Computer technology doing youngsters a major disservice
The other day I phoned my friend. “How are you doing?“ I asked. “Fine,” she said, but sounded a bit strained. I asked her if she was okay. She said fine, fine. She said she was a bit distracted since she was playing the game Black Ops 2 with her 11-year-old son. He was winning. He had shot her 18 times, stabbed her twice and had thrown a hand grenade at her. But she was fighting back.
When I was young, my mother had noticed that I had an interest in electricity and bought me an ‘electrical kit’ for my birthday. This was the most lethal present I have received in my life. The kit had an electromagnet, an electric motor, a voltaic pile and light bulbs and buzzers . . . and an induction coil. Wikipedia describes it thus: “An induction coil is a type of electrical transformer used to produce high-voltage pulses from a low-voltage direct current (dc) supply”.
If we further note that induction coils give off unshielded X-rays and that it was the basis for Nicolai Tesla producing artificial lightning, with discharges consisting of millions of volts and up to 135 ft long, then you can see it is the ideal device for a young boy. How I experimented with it? I gave myself shocks of increasing severity. I tried to see if I could electrify a hand-wash basin full of water (yes, and salt in the water made it easier to do so).
And then . . . I grew up. I am quite sure that my friend’s child, filled with the thrills of Black Ops 1 and Black Ops 2 and probably a hundred other video games, will never find out by experience how an induction coil works. I have noticed that the engineers who work for my practice are a little unhandy when it comes to electrical things. They all did at least one year of electrical and electronic stuff and, since they are qualified, they must have passed those courses. But every so often I ask them something on an electrical topic and I realise that they know nothing about it. Nothing at all.
Then there is engineering history. I do not expect the public to care about electrical and mechanical engineering history. As far as the public is concerned, the only history related to these topics is Windows 10, before which were Windows 7 and 5 and 3 and the XT and AT and, before that, a time of fearful blank in which no laptop computers (and, thus, no video games) existed at all.

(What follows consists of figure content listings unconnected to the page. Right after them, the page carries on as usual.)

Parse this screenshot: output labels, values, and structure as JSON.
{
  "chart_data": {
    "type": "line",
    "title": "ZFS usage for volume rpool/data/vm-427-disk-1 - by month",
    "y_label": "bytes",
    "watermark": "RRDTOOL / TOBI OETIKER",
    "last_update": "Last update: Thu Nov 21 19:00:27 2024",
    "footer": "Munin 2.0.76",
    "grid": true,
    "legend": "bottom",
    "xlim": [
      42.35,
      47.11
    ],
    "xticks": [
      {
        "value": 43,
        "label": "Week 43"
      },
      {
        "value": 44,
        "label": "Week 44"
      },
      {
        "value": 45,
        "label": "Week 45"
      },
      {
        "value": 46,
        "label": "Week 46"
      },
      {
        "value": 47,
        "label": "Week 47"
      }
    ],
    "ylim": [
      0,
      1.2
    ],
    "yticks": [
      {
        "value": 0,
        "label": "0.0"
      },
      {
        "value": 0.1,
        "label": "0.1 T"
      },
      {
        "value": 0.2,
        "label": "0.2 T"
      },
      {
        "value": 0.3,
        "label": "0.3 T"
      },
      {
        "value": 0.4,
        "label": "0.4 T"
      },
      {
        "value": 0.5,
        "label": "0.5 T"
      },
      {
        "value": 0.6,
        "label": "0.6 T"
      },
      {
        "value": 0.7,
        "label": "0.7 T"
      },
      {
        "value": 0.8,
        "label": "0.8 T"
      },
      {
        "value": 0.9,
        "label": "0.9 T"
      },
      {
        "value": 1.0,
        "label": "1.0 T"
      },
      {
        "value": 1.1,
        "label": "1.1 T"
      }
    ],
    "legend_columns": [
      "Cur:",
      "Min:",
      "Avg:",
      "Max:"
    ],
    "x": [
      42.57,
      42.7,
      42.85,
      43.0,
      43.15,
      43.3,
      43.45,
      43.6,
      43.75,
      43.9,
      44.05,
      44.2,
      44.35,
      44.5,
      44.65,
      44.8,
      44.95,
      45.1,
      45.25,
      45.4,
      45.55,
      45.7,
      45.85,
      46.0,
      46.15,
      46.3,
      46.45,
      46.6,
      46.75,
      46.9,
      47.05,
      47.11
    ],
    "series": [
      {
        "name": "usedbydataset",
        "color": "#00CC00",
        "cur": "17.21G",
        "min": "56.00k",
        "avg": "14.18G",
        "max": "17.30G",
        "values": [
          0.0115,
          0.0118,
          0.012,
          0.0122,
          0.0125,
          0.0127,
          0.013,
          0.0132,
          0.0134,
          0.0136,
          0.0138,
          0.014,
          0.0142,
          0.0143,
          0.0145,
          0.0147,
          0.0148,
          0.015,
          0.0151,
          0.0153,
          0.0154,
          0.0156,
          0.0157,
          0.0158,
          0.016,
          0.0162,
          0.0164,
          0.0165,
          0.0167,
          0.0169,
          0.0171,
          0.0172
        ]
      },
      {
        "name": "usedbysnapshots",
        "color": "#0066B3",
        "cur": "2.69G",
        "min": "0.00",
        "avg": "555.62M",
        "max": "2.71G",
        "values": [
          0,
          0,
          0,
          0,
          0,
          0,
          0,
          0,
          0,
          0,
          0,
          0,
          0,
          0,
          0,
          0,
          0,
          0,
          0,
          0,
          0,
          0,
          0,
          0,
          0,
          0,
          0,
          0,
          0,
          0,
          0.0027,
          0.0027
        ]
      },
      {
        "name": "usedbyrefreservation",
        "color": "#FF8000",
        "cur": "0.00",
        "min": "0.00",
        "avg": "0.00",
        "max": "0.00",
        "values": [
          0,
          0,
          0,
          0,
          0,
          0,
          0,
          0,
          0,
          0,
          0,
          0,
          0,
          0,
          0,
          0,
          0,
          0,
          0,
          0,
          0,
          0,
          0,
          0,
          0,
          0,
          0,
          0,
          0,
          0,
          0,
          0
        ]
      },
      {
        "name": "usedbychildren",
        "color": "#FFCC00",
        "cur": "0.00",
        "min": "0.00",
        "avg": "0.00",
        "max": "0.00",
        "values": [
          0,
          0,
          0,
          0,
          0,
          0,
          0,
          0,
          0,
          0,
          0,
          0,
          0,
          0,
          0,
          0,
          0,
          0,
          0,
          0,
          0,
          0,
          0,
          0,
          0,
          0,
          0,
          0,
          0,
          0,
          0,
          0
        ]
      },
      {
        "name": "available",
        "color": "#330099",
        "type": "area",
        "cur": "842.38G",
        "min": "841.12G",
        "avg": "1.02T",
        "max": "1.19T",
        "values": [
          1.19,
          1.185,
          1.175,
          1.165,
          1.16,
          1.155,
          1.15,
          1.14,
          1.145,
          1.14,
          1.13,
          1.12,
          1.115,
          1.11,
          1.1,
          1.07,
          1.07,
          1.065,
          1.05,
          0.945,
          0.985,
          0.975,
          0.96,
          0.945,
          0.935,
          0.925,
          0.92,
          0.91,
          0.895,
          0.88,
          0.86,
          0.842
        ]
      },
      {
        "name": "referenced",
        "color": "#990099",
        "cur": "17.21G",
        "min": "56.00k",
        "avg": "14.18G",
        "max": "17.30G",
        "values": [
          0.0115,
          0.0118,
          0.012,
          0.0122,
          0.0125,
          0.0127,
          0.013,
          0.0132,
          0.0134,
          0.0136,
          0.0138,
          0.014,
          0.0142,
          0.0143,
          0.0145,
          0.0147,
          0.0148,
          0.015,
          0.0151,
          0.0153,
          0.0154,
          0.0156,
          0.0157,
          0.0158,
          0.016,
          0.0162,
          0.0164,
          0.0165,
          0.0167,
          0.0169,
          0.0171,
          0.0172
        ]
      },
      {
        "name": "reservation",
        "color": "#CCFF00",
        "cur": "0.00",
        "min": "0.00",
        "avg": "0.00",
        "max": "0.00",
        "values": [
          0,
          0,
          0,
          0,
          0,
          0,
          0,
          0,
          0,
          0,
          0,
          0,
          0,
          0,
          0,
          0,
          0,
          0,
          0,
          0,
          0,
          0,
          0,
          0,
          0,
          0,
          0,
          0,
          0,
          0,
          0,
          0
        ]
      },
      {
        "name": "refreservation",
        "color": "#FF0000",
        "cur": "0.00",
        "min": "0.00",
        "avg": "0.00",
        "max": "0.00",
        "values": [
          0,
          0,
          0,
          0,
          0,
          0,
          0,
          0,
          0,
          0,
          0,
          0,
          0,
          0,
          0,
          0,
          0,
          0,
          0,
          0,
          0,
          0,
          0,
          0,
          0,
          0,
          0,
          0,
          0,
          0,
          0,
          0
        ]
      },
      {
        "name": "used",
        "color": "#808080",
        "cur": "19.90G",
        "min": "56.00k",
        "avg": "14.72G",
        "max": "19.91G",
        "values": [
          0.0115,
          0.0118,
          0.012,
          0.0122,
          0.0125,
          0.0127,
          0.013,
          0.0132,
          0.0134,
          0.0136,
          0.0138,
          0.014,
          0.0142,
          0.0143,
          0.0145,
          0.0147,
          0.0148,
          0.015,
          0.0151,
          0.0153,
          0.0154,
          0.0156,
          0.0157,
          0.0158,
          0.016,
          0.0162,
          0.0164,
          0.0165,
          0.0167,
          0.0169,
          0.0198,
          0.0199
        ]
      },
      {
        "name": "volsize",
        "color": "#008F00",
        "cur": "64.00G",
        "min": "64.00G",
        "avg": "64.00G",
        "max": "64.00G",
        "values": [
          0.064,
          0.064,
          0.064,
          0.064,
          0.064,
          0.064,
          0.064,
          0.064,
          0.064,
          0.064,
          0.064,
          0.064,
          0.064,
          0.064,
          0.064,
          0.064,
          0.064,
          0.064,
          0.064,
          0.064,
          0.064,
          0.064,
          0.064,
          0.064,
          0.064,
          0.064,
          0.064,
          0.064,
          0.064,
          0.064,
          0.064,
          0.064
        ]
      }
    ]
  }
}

However, I do expect young mechanical and electrical engineers to know about electrical and mechanical engineering history. It seems to me ordered and normal to know why we do things in a certain way today in engineering, compared with how it was done in earlier times. This allowed us to at least respect the deep thought that went into earlier inventions. The fact that some things can be done auto- matically is all very well, but I think it is important that people realise how things used to be done. To get this knowledge, you must be interested in things and, to be inter- ested in things, you must be bored to a degree, which forces you to investigate things that interest you.
However, if you watch an endless series of mind candy like videos, all that will happen is that your appreciation of the real world and how it got to be so will be somewhat shallow. There is no harm in this but, these days, it is possible that everybody is living in a world where the younger are becoming more stupid, owing to computer technology. Very possible.
It is a simple fact that if David Livingston had a GPS, he would not have needed to meet Stanley. If the Titanic had a radar, it would not have sunk. But does anybody think that the fact that some people were saved was the result of the Titanic sending out an SOS call? In those days, before the invention of valves, how was Morse transmission possible? Ah, yes, they had a big induction coil on board and generated spark transmissions.